« De façon paradoxale, nous nous trouvions un peu dans la situation d’une colonie de peuplement dont les membres auraient fait table rase de leur passé et de leur provenance pour n’être plus que des hommes neufs, nés à une nouvelle vie. À cette différence près que nous étions aussi les colonisés. » Les gens du Peuplier, Arezki Metref
Il y a le célèbre Macondo du non moins célèbre Gabriel Garcia Marquez, là où se déroule l’histoire fantasmée de Cent ans de solitude. Et il y a aussi le quartier du Peuplier et sa place du Drapeau qui sont les lieux du déroulement du dernier roman d’Arezki Metref, Les Gens du Peuplier, paru chez Casbah Éditions.
L’histoire se passe aux premières heures de l’indépendance algérienne, dans un quartier populaire de la capitale. Et cette histoire est racontée avec brio par un enfant qui parle des gens qu’il connait et dont il nous offre un échantillon de personnages aussi sympathiques mais également aussi givrés les uns que les autres.
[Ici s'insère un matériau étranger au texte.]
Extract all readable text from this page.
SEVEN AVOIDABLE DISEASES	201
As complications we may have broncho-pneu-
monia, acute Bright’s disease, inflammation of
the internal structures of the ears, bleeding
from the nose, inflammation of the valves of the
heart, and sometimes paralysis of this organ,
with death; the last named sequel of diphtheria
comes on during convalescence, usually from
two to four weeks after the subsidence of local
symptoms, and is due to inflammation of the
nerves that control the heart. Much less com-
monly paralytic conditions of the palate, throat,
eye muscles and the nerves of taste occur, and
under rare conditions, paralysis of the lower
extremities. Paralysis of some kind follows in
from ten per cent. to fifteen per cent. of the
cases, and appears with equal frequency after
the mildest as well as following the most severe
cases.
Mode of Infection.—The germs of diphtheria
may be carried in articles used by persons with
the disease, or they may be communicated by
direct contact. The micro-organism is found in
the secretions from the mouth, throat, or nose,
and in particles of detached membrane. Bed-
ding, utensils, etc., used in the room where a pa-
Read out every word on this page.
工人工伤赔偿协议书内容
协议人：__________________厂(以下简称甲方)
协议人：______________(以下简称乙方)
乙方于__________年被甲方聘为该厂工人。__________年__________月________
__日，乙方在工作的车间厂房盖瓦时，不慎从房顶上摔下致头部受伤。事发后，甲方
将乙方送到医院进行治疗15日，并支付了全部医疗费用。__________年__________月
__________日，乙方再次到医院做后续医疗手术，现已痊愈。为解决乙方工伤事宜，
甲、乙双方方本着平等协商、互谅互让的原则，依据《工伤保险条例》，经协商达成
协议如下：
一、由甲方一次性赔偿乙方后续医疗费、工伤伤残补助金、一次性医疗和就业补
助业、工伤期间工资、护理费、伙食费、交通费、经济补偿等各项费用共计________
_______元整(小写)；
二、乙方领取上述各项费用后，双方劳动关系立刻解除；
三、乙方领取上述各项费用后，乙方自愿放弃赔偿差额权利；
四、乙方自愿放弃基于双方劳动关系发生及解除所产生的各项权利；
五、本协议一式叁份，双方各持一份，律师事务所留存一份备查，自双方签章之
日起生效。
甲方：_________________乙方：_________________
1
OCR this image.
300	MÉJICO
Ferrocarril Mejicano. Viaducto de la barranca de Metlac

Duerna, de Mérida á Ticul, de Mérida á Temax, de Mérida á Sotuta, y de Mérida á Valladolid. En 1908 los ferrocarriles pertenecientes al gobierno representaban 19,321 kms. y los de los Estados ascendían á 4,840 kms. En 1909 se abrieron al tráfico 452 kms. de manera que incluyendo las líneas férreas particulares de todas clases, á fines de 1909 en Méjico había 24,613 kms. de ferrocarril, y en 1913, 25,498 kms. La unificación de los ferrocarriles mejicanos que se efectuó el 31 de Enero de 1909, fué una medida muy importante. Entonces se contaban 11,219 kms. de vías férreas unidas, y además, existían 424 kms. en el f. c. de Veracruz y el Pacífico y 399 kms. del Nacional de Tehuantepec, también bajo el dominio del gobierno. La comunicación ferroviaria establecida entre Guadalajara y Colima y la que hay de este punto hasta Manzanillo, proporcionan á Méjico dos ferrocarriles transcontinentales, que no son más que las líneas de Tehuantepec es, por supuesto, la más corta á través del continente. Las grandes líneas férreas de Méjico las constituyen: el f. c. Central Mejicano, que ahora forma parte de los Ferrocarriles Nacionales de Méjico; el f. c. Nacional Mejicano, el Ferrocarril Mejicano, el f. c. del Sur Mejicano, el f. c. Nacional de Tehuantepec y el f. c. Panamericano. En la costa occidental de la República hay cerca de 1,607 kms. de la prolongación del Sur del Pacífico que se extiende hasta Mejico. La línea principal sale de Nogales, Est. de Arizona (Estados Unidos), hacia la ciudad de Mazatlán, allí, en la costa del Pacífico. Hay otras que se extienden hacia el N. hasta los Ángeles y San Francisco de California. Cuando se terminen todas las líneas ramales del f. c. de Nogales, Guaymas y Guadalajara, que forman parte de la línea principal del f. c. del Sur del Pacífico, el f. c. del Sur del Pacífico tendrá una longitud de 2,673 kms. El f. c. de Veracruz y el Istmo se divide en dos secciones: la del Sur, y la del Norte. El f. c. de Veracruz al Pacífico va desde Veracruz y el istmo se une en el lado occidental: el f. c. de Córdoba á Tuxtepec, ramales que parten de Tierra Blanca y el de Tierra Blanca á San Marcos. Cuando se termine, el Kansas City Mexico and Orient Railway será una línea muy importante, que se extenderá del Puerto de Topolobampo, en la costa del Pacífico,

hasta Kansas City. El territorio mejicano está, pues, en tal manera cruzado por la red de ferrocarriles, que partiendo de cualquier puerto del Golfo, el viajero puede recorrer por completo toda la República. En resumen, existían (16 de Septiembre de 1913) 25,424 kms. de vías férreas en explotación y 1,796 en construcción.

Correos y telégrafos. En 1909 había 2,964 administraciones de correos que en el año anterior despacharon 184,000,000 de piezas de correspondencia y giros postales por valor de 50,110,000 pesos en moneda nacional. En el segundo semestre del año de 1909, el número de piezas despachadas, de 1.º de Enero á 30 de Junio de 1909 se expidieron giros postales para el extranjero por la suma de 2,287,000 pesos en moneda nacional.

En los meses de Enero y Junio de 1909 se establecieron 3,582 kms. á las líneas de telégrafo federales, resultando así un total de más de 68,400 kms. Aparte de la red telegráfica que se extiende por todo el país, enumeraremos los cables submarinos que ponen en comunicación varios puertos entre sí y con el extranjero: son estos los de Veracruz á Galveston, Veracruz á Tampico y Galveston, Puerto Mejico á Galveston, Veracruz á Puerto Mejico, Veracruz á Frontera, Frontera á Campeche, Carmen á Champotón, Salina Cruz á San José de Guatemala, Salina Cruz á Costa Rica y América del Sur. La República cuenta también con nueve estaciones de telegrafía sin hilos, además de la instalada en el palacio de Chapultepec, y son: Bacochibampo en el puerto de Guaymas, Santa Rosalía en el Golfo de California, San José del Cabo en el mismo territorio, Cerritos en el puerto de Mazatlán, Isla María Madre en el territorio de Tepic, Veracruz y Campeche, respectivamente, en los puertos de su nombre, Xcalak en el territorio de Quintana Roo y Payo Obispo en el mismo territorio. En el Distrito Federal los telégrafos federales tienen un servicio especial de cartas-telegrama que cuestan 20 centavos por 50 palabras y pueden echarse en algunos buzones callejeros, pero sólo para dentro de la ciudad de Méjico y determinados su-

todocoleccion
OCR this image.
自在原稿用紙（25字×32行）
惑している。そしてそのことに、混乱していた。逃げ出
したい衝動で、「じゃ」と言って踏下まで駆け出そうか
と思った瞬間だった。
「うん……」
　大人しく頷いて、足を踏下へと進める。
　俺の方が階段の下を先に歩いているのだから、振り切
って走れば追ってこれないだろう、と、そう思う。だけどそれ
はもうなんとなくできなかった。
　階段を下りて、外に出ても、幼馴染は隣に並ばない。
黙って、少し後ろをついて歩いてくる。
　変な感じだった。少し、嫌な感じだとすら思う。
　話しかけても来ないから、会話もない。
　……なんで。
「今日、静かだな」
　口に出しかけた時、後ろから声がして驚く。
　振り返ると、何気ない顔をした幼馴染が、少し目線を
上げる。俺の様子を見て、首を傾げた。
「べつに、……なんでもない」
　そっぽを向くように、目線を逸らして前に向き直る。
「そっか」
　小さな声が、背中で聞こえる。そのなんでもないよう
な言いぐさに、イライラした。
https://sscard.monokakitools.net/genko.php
Nous faisons connaissance avec Aïcha, figure féminine qui arrive à connaître tous les gens du Peuplier mais qui ne reçoit aucune personne chez elle ; avec Levraq, le champion toutes catégories du championnat de football, avec Col Mao qui a été le premier président de la République, avec Rougi le rouquin et avec d’autres visages qui font que ce quartier ne ressemble à aucun autre. La vie n’est pas jouissive au sortir de la guerre de libération nationale surtout que les différents clans qui veulent accaparer le pouvoir, n’en ont pas fini avec la violence. « Sept ans, ça suffit » ont beau crié les acteurs de cette histoire, les haines s’alimentent d’elles-mêmes.
Pour échapper à leur sinistre fatalité, les habitants du Peuplier s’inventent d’autres destins, rêvés ceux-là, pour affronter l’accablante réalité. Pour supporter cette chape de plomb qui les maintient dans ce cloaque, les habitants n’ont d’autre choix que de fabuler et de construire d’autres vies, bien évidemment imaginaires et plus habitables.
Les personnages centraux sont des êtres de chair et de sang comme le boucher Bouftika ou le président de la République, amateur de football, Col Mao, mais également la maison mystérieuse de Aïcha qu’aucun habitant n’a réussi à pénétrer, le terrain de foot boueux et cabossé, les matchs qui s’arrêtent par fatigue de l’arbitre ou lors de la tombée soudaine de la nuit, tous sujets vivants dans la voix du narrateur. Inutile de préciser que l’acteur principal de cette saga est le quartier lui-même, le célèbre Peuplier, que le lecteur, pris comme dans une nasse, habite jour et nuit le temps de terminer ce magnifique récit.
Tout est vécu par le liseur comme si l’histoire racontée le concernait directement. Tout est inventé mais tout est réel – la fin des illusions, le regard vieilli de l’enfance qui se charge de la gravité d’une adolescence accélérée. Les Gens du Peuplier est un roman subtil gorgé de tendresse pour celui ou celle qui trouve dans la fange et la gadouille un espoir de remonter la pente et de s’ériger comme un citoyen égal à ceux qui habitent dans des quartiers moins bourbeux.
J’ai commencé cette recension par nommer le célèbre auteur de L’Amour au temps du choléra. Je terminerai également par dire que, comme chez Garcia Marquez, Arezki Metref a transformé un endroit quelconque en un périmètre mythique qu’il réussit à sauver de l’obsolescence et de l’oubli. Les Gens du Peuplier est un roman lumineux, truffé de force d’âme et de tendresse pour des personnages fragiles et précaires.
Les Gens du Peuplier est un roman beau et émouvant où la puissance d’une plume nous catapulte dans un passé relativement lointain que nous réussissons à vivre au présent.